The way the NHS procures goods and services looks set for another major overhaul that could directly affect many suppliers.
Leaked proposals have suggested that the NHS’s buying power for goods and services might be switched from individual trusts to central teams.
The proposals would see national teams overseeing buying strategies for individual categories worth up to £10 billion, in a centre-led approach, rather than NHS trusts retaining autonomy over how they buy items across IT, estates and services. These national teams will be responsible for implementing the category strategies at local level and focusing on logistics and supply chain issues.
NHSI has stated that the model’s blueprint has not yet been completed, but that it will be shared when finished. Implementation of the plans was meant to begin in April, but a further contract has not been awarded for this and the regulator refused to say why the programme is delayed.

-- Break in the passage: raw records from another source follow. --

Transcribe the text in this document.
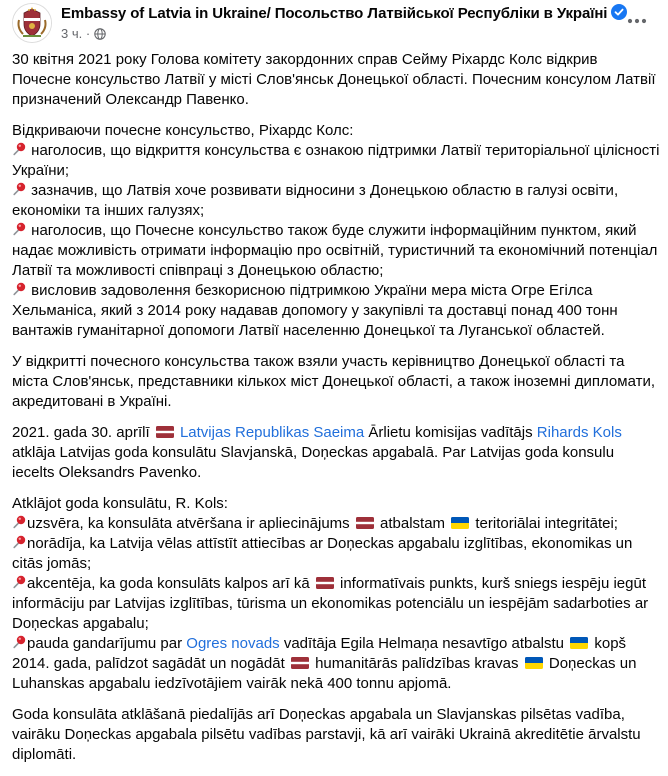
Embassy of Latvia in Ukraine/ Посольство Латвійської Республіки в Україні
3 ч. ·

30 квітня 2021 року Голова комітету закордонних справ Сейму Ріхардс Колс відкрив Почесне консульство Латвії у місті Слов'янськ Донецької області. Почесним консулом Латвії призначений Олександр Павенко.

Відкриваючи почесне консульство, Ріхардс Колс:
наголосив, що відкриття консульства є ознакою підтримки Латвії територіальної цілісності України;
зазначив, що Латвія хоче розвивати відносини з Донецькою областю в галузі освіти, економіки та інших галузях;
наголосив, що Почесне консульство також буде служити інформаційним пунктом, який надає можливість отримати інформацію про освітній, туристичний та економічний потенціал Латвії та можливості співпраці з Донецькою областю;
висловив задоволення безкорисною підтримкою України мера міста Огре Егілса Хельманіса, який з 2014 року надавав допомогу у закупівлі та доставці понад 400 тонн вантажів гуманітарної допомоги Латвії населенню Донецької та Луганської областей.

У відкритті почесного консульства також взяли участь керівництво Донецької області та міста Слов'янськ, представники кількох міст Донецької області, а також іноземні дипломати, акредитовані в Україні.

2021. gada 30. aprīlī  Latvijas Republikas Saeima Ārlietu komisijas vadītājs Rihards Kols atklāja Latvijas goda konsulātu Slavjanskā, Doņeckas apgabalā. Par Latvijas goda konsulu iecelts Oleksandrs Pavenko.

Atklājot goda konsulātu, R. Kols:
uzsvēra, ka konsulāta atvēršana ir apliecinājums  atbalstam  teritoriālai integritātei;
norādīja, ka Latvija vēlas attīstīt attiecības ar Doņeckas apgabalu izglītības, ekonomikas un citās jomās;
akcentēja, ka goda konsulāts kalpos arī kā  informatīvais punkts, kurš sniegs iespēju iegūt informāciju par Latvijas izglītības, tūrisma un ekonomikas potenciālu un iespējām sadarboties ar Doņeckas apgabalu;
pauda gandarījumu par Ogres novads vadītāja Egila Helmaņa nesavtīgo atbalstu  kopš 2014. gada, palīdzot sagādāt un nogādāt  humanitārās palīdzības kravas  Doņeckas un Luhanskas apgabalu iedzīvotājiem vairāk nekā 400 tonnu apjomā.

Goda konsulāta atklāšanā piedalījās arī Doņeckas apgabala un Slavjanskas pilsētas vadība, vairāku Doņeckas apgabala pilsētu vadības parstavji, kā arī vairāki Ukrainā akreditētie ārvalstu diplomāti.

The draft blueprint proposes a major shake-up of NHS procurement, including:
- Building nationally led category teams to develop future NHS buying strategies;
- Designing and implement automated processes with procurement teams before ‘industrialising the solution(s) for national roll-out’;
- Developing a world-class supply chain analytics and insight tool.
The blueprint does not give details of how the model, if implemented, would be enforced across the NHS, but a timeline included in the blueprint states the priorities for the next six months include a ‘long-term leadership and governance structure’.
The leaked document also highlights that roles will become ‘more focused on change management, demand management and business/clinical partnering’, meaning that staff will be asked to focus on contract management and other commercial tasks.
The leaked plan also does not include any mention of including clinical staff in procurement decisions, despite the fact that they are key stakeholders when it comes to the selection of medical devices.
The Health Care Supply Association, which represents the interests of NHS procurement staff, has taken issue with the proposed plans warning that the “change cannot be imposed” and that ‘it needs to be co-delivered’. Instead it transpires that the new model is being run by NHS Improvement with the help of management consultancy Deloitte and a small number of NHS procurement staff.
The leaked plans demonstrate a similar approach to those taken around changes to NHS Supply Chain where procurement has been centralised and according to HSJ “integrated category and market management teams” will be the “driving force for procurement activity across the NHS. They will own and develop a single approach to each spend category to leverage economies of scale and drive market innovations”.
Effectively, the goal is to ensure that procurement staff adhere to centrally-set strategies for procurement.
This issue was first reported by Health Service Journal.